The Problem
I have a Python script that uses TensorFlow to create a multilayer perceptron net (with dropout) in order to do binary classification. Even though I've been careful to set both the Python and TensorFlow seeds, I get non-repeatable results. If I run once and then run again, I get different results. I can even run once, quit Python, restart Python, run again and get different results.
What I've Tried
I know some people posted questions about getting non-repeatable results in TensorFlow (e.g., "How to get stable results...", "set_random_seed not working...", "How to get reproducible result in TensorFlow"), and the answers usually turn out to be an incorrect use/understanding of tf.set_random_seed()
. I've made sure to implement the solutions given but that has not solved my problem.
A common mistake is not realizing that tf.set_random_seed()
is only a graph-level seed and that running the script multiple times will alter the graph, explaining the non-repeatable results. I used the following statement to print out the entire graph and verified (via diff) that the graph is the same even when the results are different.
print [n.name for n in tf.get_default_graph().as_graph_def().node]
I've also used function calls like tf.reset_default_graph()
and tf.get_default_graph().finalize()
to avoid any changes to the graph even though this is probably overkill.
The (Relevant) Code
My script is ~360 lines long so here are the relevant lines (with snipped code indicated). Any items that are in ALL_CAPS are constants that are defined in my Parameters
block below.
import numpy as np
import tensorflow as tf
from copy import deepcopy
from tqdm import tqdm # Progress bar
# --------------------------------- Parameters ---------------------------------
(snip)
# --------------------------------- Functions ---------------------------------
(snip)
# ------------------------------ Obtain Train Data -----------------------------
(snip)
# ------------------------------ Obtain Test Data -----------------------------
(snip)
random.seed(12345)
tf.set_random_seed(12345)
(snip)
# ------------------------- Build the TensorFlow Graph -------------------------
tf.reset_default_graph()
with tf.Graph().as_default():
x = tf.placeholder("float", shape=[None, N_INPUT])
y_ = tf.placeholder("float", shape=[None, N_CLASSES])

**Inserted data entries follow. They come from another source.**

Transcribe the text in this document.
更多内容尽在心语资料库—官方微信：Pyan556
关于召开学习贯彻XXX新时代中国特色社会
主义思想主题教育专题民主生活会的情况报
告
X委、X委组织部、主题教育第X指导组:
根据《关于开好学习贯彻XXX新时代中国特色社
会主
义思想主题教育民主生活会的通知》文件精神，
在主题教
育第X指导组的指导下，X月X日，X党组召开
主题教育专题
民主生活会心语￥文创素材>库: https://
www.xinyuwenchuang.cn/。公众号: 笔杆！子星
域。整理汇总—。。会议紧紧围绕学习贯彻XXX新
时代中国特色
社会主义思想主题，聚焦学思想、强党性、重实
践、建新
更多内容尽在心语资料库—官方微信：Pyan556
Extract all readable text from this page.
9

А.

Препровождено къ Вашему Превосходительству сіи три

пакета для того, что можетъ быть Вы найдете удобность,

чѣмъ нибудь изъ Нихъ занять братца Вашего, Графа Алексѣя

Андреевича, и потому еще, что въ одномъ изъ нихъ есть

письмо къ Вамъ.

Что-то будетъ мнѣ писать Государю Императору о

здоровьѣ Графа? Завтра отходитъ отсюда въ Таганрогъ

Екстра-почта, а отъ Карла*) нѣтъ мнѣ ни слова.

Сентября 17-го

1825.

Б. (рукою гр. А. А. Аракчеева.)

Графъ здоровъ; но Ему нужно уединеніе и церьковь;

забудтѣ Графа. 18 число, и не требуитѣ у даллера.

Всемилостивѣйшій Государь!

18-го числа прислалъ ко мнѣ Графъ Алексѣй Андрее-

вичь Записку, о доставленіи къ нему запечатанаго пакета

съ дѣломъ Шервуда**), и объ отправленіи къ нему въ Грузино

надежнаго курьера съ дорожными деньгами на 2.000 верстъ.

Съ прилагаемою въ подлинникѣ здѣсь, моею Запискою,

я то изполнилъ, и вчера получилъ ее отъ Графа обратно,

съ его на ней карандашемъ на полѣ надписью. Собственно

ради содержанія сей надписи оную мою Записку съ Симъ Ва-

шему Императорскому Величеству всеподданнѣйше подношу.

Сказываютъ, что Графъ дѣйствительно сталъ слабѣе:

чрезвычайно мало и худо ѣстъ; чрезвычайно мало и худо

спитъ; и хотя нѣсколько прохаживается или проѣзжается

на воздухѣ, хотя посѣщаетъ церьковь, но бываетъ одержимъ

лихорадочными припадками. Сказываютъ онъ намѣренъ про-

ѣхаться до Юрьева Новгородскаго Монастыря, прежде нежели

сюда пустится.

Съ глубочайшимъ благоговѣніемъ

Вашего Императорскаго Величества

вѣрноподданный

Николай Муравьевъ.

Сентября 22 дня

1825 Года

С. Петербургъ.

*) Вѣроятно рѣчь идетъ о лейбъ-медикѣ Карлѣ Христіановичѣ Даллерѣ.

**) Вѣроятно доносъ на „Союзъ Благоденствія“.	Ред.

# Store layers weight & bias
weights = {
'h1': tf.Variable(tf.random_normal([N_INPUT, N_HIDDEN_1])),
'h2': tf.Variable(tf.random_normal([N_HIDDEN_1, N_HIDDEN_2])),
'h3': tf.Variable(tf.random_normal([N_HIDDEN_2, N_HIDDEN_3])),
'out': tf.Variable(tf.random_normal([N_HIDDEN_3, N_CLASSES]))
}
biases = {
'b1': tf.Variable(tf.random_normal([N_HIDDEN_1])),
'b2': tf.Variable(tf.random_normal([N_HIDDEN_2])),
'b3': tf.Variable(tf.random_normal([N_HIDDEN_3])),
'out': tf.Variable(tf.random_normal([N_CLASSES]))
}
# Construct model
pred = multilayer_perceptron(x, weights, biases, USE_DROP_LAYERS, DROP_KEEP_PROB)
mean1 = tf.reduce_mean(weights['h1'])
mean2 = tf.reduce_mean(weights['h2'])
mean3 = tf.reduce_mean(weights['h3'])
cost = tf.reduce_mean(tf.nn.softmax_cross_entropy_with_logits(pred, y_))
regularizers = (tf.nn.l2_loss(weights['h1']) + tf.nn.l2_loss(biases['b1']) +
tf.nn.l2_loss(weights['h2']) + tf.nn.l2_loss(biases['b2']) +
tf.nn.l2_loss(weights['h3']) + tf.nn.l2_loss(biases['b3']))
cost += COEFF_REGULAR * regularizers
optimizer = tf.train.GradientDescentOptimizer(LEARNING_RATE).minimize(cost)
out_labels = tf.nn.softmax(pred)
sess = tf.InteractiveSession()
sess.run(tf.initialize_all_variables())
tf.get_default_graph().finalize() # Lock the graph as read-only
#Print the default graph in text form
print [n.name for n in tf.get_default_graph().as_graph_def().node]
# --------------------------------- Training ----------------------------------
print "Start Training"
pbar = tqdm(total = TRAINING_EPOCHS)
for epoch in range(TRAINING_EPOCHS):
avg_cost = 0.0
batch_iter = 0
train_outfile.write(str(epoch))
while batch_iter < BATCH_SIZE:
train_features = []
train_labels = []
batch_segments = random.sample(train_segments, 20)
for segment in batch_segments:
train_features.append(segment[0])
train_labels.append(segment[1])
sess.run(optimizer, feed_dict={x: train_features, y_: train_labels})
line_out = "," + str(batch_iter) + "\n"
train_outfile.write(line_out)
line_out = ",," + str(sess.run(mean1, feed_dict={x: train_features, y_: train_labels}))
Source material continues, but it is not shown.